Section 24, dealing with the determination of complaints provides, so far as is relevant:
"Where a tribunal finds a complaint under section 23 well-founded, it shall make a declaration to that effect and shall order the employer –
in the case of a complaint under section 23(1)(a), to pay to the worker the amount of any deduction made in contravention of section 13,"
"Under section 54 of the 1976 [Race Relations] Act, the complainant is entitled to complain to the tribunal that a person has committed an unlawful act of discrimination, but it is the act of which complaint is made and no other that the tribunal must consider and rule upon. If it finds that the complaint is well founded, the remedies which it can give the complainant under section 56(1) of the 1976 Act are specifically directed to the act to which the complaint relates.

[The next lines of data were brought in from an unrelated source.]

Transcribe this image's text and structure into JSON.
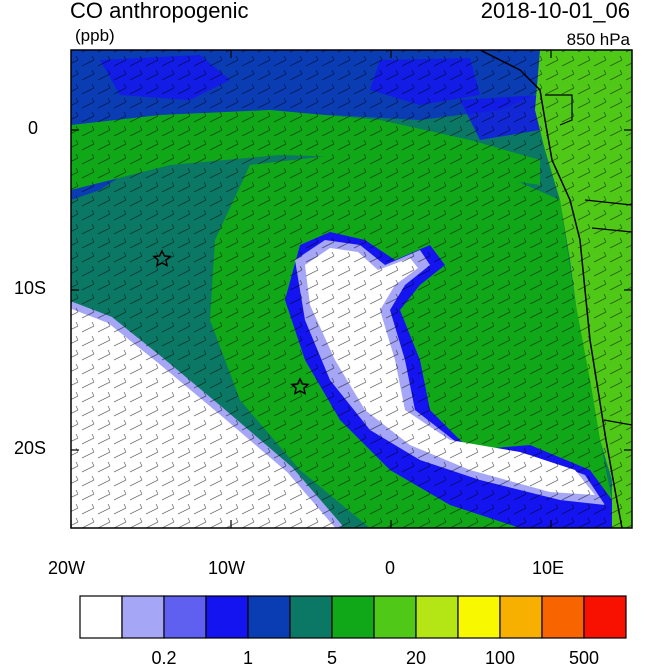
{
  "header": {
    "title": "CO anthropogenic",
    "units": "(ppb)",
    "datetime": "2018-10-01_06",
    "level": "850 hPa"
  },
  "axes": {
    "lon_ticks": [
      "20W",
      "10W",
      "0",
      "10E"
    ],
    "lat_ticks": [
      "0",
      "10S",
      "20S"
    ],
    "lon_range": [
      -20,
      15
    ],
    "lat_range": [
      -25,
      5
    ]
  },
  "markers": [
    {
      "name": "star",
      "lon": -14.5,
      "lat": -8
    },
    {
      "name": "star",
      "lon": -5.7,
      "lat": -16
    }
  ],
  "colorbar": {
    "colors": [
      "#ffffff",
      "#a6a6f7",
      "#6060f0",
      "#1414f0",
      "#0a3cb4",
      "#0a7864",
      "#10a818",
      "#50c818",
      "#b4e616",
      "#f8f800",
      "#f8b000",
      "#f86400",
      "#f81000"
    ],
    "labels": [
      "0.2",
      "1",
      "5",
      "20",
      "100",
      "500"
    ]
  },
  "palette": {
    "ocean_bg": "#0a7864",
    "plume_outer": "#10a818",
    "plume_blue": "#1414f0",
    "plume_light": "#a6a6f7",
    "plume_core": "#ffffff",
    "dark_blue": "#0a3cb4",
    "land_green": "#50c818"
  }
}
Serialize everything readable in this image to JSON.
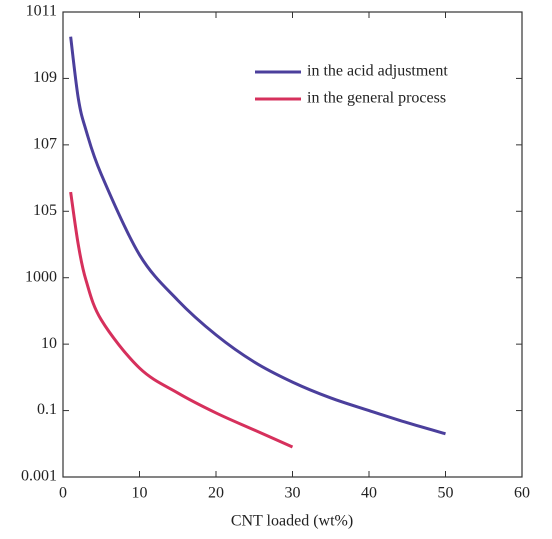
{
  "chart_data": {
    "type": "line",
    "x_label": "CNT loaded (wt%)",
    "xlim": [
      0,
      60
    ],
    "xticks": [
      0,
      10,
      20,
      30,
      40,
      50,
      60
    ],
    "ylim": [
      0.001,
      100000000000
    ],
    "log_y": true,
    "yticks": [
      0.001,
      0.1,
      10,
      1000,
      {
        "value": 100000,
        "label": "105"
      },
      {
        "value": 10000000,
        "label": "107"
      },
      {
        "value": 1000000000,
        "label": "109"
      },
      {
        "value": 100000000000,
        "label": "1011"
      }
    ],
    "legend": "upper right",
    "series": [
      {
        "name": "in the acid adjustment",
        "color": "#4b3f9c",
        "x": [
          1,
          2,
          3,
          5,
          10,
          15,
          20,
          25,
          30,
          35,
          40,
          45,
          50
        ],
        "values": [
          18000000000,
          250000000,
          28000000,
          1300000,
          4900,
          210,
          19,
          2.9,
          0.72,
          0.24,
          0.1,
          0.043,
          0.02
        ]
      },
      {
        "name": "in the general process",
        "color": "#d6305c",
        "x": [
          1,
          2,
          3,
          5,
          10,
          15,
          20,
          25,
          30
        ],
        "values": [
          380000,
          9800,
          850,
          54,
          1.9,
          0.34,
          0.085,
          0.026,
          0.008
        ]
      }
    ]
  }
}
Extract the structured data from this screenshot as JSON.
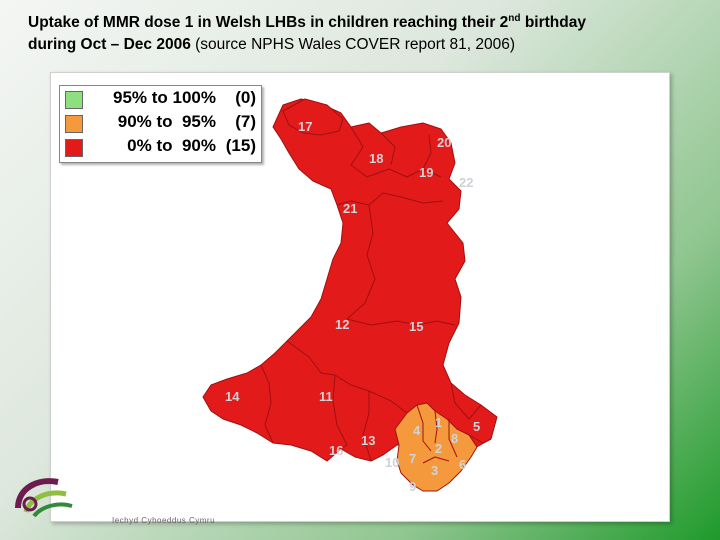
{
  "title": {
    "line1_start": "Uptake of MMR dose 1 in Welsh LHBs in children reaching their 2",
    "line1_sup": "nd",
    "line1_end": " birthday",
    "line2_bold": "during Oct – Dec 2006",
    "line2_rest": " (source NPHS Wales COVER report 81, 2006)"
  },
  "legend": [
    {
      "range": "95% to 100%",
      "count": "(0)",
      "color": "#8ee07e"
    },
    {
      "range": "90% to  95%",
      "count": "(7)",
      "color": "#f59a3c"
    },
    {
      "range": " 0% to  90%",
      "count": "(15)",
      "color": "#e31a1a"
    }
  ],
  "colors": {
    "under_90": "#e31a1a",
    "between_90_95": "#f59a3c",
    "over_95": "#8ee07e",
    "border": "#b01010",
    "label": "#cfd2d6"
  },
  "region_labels": {
    "r1": "1",
    "r2": "2",
    "r3": "3",
    "r4": "4",
    "r5": "5",
    "r6": "6",
    "r7": "7",
    "r8": "8",
    "r9": "9",
    "r10": "10",
    "r11": "11",
    "r12": "12",
    "r13": "13",
    "r14": "14",
    "r15": "15",
    "r16": "16",
    "r17": "17",
    "r18": "18",
    "r19": "19",
    "r20": "20",
    "r21": "21",
    "r22": "22"
  },
  "logo": {
    "caption": "Iechyd Cyhoeddus Cymru"
  }
}
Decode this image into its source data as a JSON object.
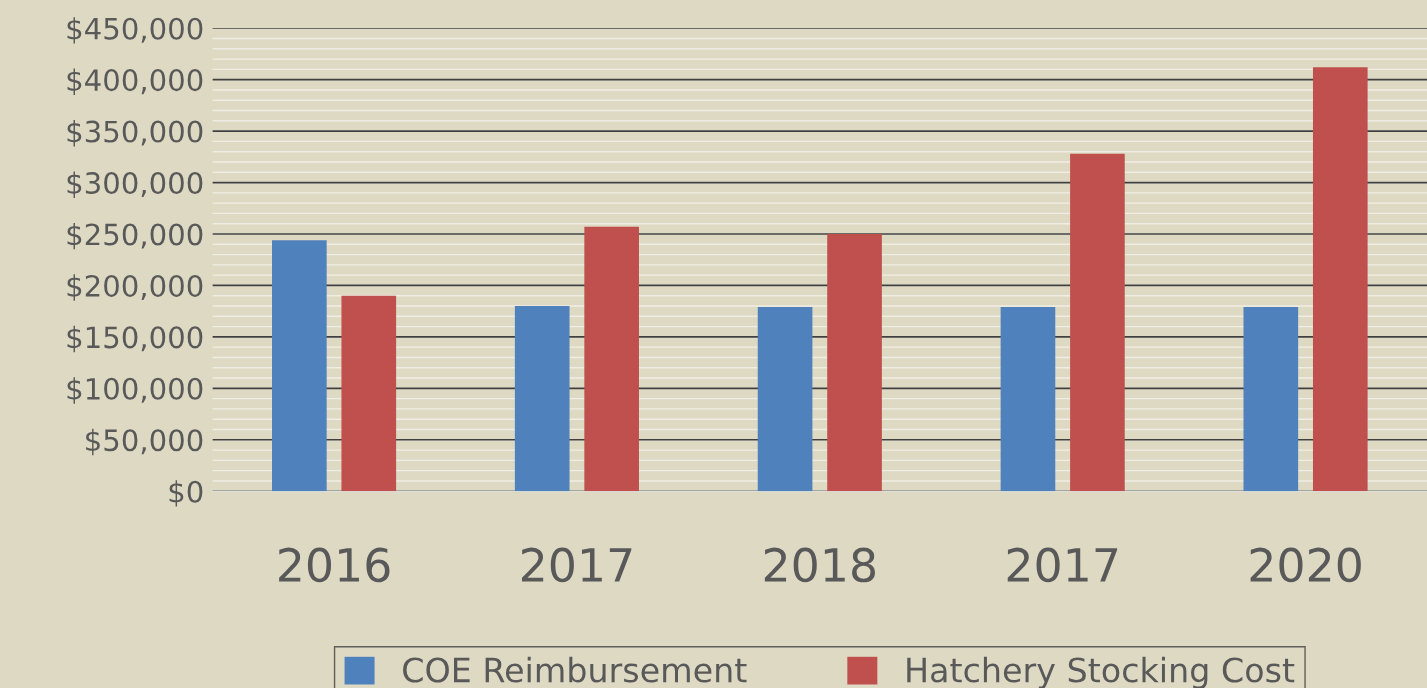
{
  "chart_data": {
    "type": "bar",
    "categories": [
      "2016",
      "2017",
      "2018",
      "2017",
      "2020"
    ],
    "series": [
      {
        "name": "COE Reimbursement",
        "color": "#4f81bd",
        "values": [
          244000,
          180000,
          179000,
          179000,
          179000
        ]
      },
      {
        "name": "Hatchery Stocking Cost",
        "color": "#c0504d",
        "values": [
          190000,
          257000,
          250000,
          328000,
          412000
        ]
      }
    ],
    "ylim": [
      0,
      450000
    ],
    "yticks": [
      {
        "value": 0,
        "label": "$0"
      },
      {
        "value": 50000,
        "label": "$50,000"
      },
      {
        "value": 100000,
        "label": "$100,000"
      },
      {
        "value": 150000,
        "label": "$150,000"
      },
      {
        "value": 200000,
        "label": "$200,000"
      },
      {
        "value": 250000,
        "label": "$250,000"
      },
      {
        "value": 300000,
        "label": "$300,000"
      },
      {
        "value": 350000,
        "label": "$350,000"
      },
      {
        "value": 400000,
        "label": "$400,000"
      },
      {
        "value": 450000,
        "label": "$450,000"
      }
    ],
    "grid": "y",
    "legend": "bottom"
  }
}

If the act of which complaint is made is found to be not proven, it is not for the tribunal to find another act of racial discrimination of which complaint has not been made to give a remedy in respect of that other act."
Whilst the factual context for the decision in Ahuja was a complaint of racial discrimination, the provisions conferring jurisdiction upon Employment Tribunals are materially similar as between the Race Relations Act of 1976 at section 54(1), section 56(1) and correspondingly section 23(1) and section 24 of the Employment Rights Act 1996. In our judgment the Chapman dicta apply equally to the present case.